We explore Psalm 8 in this study both from the perspective of the psalmist musing on the greatest of God as revealed in His creation and yet having such concern and granting such exaltation to mankind and from the perspective of Christians awestruck at the wonder of what God is doing in Christianity through Jesus and the hypostatic union. We discussed the danger the power God wishes to give us poses and the need for conversion to be prepared to receive such power. We also look at some of the ways the New Testament writers used this psalm and saw it as prophetic.
We began tonight's study with an outline of the rankings of liturgical days: Solemnities, Feasts, and Obligatory and Optional Memorials.
We continued with the burst of praise that is Psalm 113. We explained the meaning of the word Hallelujah and the reasons behind the different spellings and pronunciations. We looked at its cultural context amidst the return from the Babylonian exile and its praise of a God who is both transcendent and immanent.
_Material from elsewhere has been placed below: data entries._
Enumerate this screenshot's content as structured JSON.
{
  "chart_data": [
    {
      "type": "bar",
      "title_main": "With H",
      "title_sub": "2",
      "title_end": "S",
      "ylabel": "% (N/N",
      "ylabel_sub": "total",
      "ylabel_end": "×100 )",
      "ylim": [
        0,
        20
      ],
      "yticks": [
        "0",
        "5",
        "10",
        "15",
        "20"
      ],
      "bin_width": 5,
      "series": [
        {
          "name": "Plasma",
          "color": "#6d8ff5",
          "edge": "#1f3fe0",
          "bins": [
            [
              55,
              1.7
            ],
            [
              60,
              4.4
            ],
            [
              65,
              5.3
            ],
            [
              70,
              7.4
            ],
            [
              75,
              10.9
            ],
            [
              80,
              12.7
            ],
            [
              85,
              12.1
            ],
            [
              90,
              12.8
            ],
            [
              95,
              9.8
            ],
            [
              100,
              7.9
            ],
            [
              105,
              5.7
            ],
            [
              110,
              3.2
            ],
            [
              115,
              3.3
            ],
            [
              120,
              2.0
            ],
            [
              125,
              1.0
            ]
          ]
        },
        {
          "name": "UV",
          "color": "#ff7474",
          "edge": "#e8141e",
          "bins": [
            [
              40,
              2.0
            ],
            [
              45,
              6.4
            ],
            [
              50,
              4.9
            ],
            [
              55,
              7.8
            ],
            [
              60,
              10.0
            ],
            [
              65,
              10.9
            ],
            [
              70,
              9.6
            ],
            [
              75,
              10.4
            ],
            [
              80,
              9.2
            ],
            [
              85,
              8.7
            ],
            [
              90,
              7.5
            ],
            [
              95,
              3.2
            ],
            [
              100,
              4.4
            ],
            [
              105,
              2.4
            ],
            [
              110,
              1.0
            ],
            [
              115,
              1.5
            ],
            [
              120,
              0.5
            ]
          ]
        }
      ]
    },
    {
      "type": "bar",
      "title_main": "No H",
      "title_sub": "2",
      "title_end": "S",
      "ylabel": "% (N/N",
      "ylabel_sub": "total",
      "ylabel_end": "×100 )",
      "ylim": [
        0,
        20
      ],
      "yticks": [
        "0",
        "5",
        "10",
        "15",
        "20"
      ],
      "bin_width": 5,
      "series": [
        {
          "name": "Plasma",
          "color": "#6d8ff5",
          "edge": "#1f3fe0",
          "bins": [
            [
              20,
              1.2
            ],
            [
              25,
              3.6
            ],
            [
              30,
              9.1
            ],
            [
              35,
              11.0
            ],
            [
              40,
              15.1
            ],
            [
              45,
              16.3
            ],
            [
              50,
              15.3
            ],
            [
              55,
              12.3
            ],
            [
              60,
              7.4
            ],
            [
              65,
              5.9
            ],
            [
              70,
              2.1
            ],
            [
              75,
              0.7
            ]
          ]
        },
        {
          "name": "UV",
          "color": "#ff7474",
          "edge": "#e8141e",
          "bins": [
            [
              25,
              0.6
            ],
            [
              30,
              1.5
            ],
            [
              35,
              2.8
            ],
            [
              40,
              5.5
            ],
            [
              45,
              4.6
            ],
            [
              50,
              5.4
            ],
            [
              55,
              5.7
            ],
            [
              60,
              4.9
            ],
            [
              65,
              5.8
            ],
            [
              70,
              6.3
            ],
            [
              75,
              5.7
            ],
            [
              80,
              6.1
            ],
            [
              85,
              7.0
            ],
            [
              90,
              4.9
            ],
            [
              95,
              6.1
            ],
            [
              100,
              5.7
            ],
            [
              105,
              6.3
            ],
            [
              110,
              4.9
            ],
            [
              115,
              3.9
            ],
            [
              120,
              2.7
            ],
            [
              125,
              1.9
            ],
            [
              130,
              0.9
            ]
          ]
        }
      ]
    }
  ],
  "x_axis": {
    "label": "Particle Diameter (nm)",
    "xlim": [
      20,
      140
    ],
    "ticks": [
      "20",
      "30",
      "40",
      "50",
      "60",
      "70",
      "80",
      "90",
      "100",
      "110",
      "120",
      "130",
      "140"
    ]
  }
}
Finally, we discussed how a Jewish and Christian understanding of the reference the barren woman bringing forth children might be different.
We conclude with another explosion of praise — Psalm 147:12-20. We explain why the Divine Office starts in the middle of the psalm and its context around the rebuilding of the wall of Jerusalem with several references to the Book of Nehemiah. We end in appreciation of how what God is doing in Christianity is different than any other religion and how that is a source of our praise.